Chocolate, church and the best/worst time of the year

It’s that time of year again. The grass is green, the pollen is out and soon my apartment complex will be scheduling all landscaping on my days off so that those mornings are filled with the melodious sounds of lawnmowers, hedge trimmers and weed eaters. I’ve never considered that the shrubbery beneath my bedroom window was particularly out of control, but judging from the amount of time and noise devoted to them, they must look like a hot mess from a professional point of view. It is the time when we voluntarily relinquish an hour of sleep so our ancestors can save money on candles. Most importantly, though, it is a time we celebrate the resurrection of Jesus by dressing up in the most uncomfortable clothes money can buy and finding eggs hidden by a bunny. It seems Jesus is always the reason for the season even when he isn’t.

My love and loathing for Easter go all the way back to when I was old enough to successfully hide from my mom and whatever dress she was trying to stuff me into that year. We drove off to my grandmother’s church where my brother and I were herded into wooden pews, condemned to spend the next hour and a half counting the panes in the stained glass windows. It was easily the most boring morning of the year.

The real Easter was at my other, less pious grandmother’s house.
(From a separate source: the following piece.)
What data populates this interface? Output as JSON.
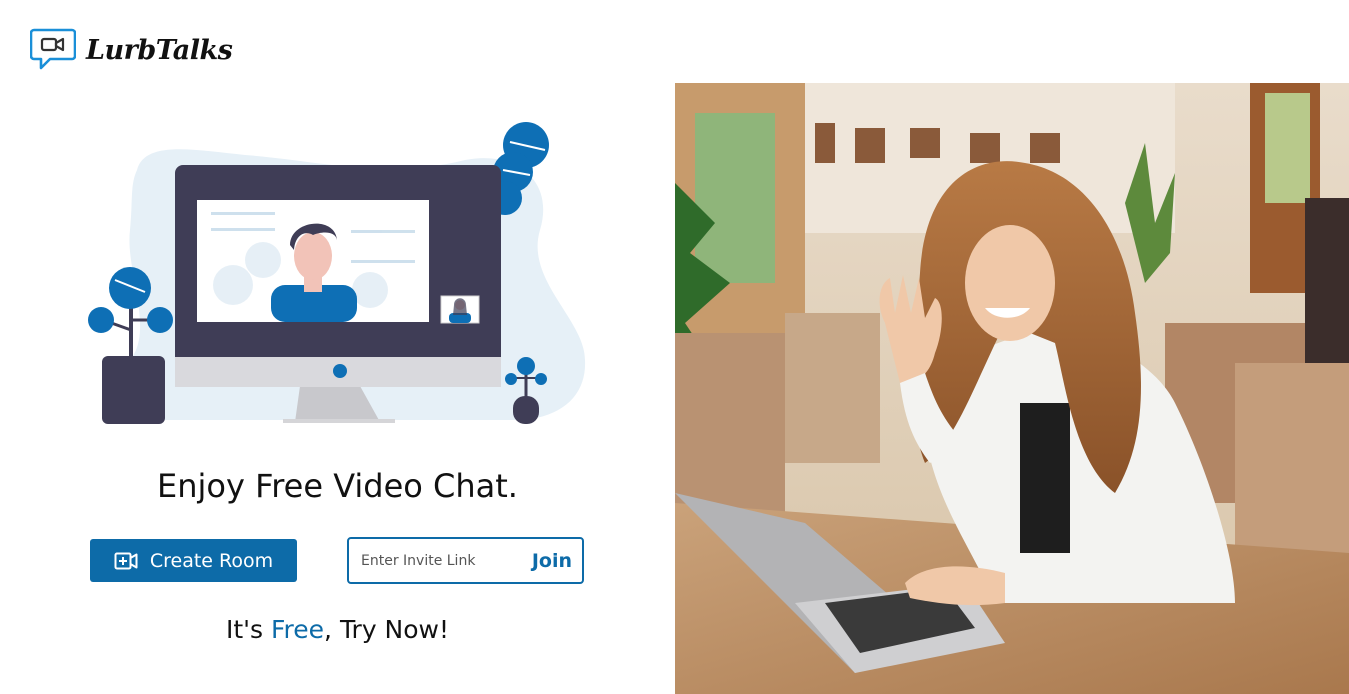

The real Easter was about finding eggs with my cousins, stuffing my face with obscene amounts of chocolate and then throwing it up on the back seat of my dad’s Toyota Camry. Now that was an Easter I could get behind! Ask any kid if they would rather have a basketful of chocolate to puke up later or have to sit in church all morning and they will go with the candy every time. So, very early on, Easter became a holiday where I had to do stuff that I generally despised to get to the good stuff at the end. Now that I’m older and understand things a bit more I have discovered that Easter is a holiday where I get to do a bunch of stuff I hate only with 99 percent less candy involved and little to no vomiting.

In Galatians, Paul refers to the law (or religion) as a “yoke of slavery” and warns his readers to not allow themselves to be burdened with it again, yet here we are. We celebrate our freedom by donning the shackles of religion in order to prove our devotion. Most of us do it because that is what we feel we should do, but there is irony in observing the event of Christ’s resurrection through a systematic observation of rules. We traded sacrificial lambs for nice clothes and church pews. The result is still the same.

The beauty of Easter is that we don’t have to sprinkle the blood of an animal on an altar to be forgiven for our sins. The point we seem to miss, however, is that we don’t have to wear a suit and tie or a dress and heels or file into church pews, either. We don’t have to give the right amount of money or sing the right words, or even sing the right words well. That is the message of Easter. Regardless of why we observe the holiday, be it the resurrection of Christ or simply the celebration of life, we can do it without reservation, rites or rules. There is nothing we must do but if you must do something this year, I suggest stocking up on the chocolate.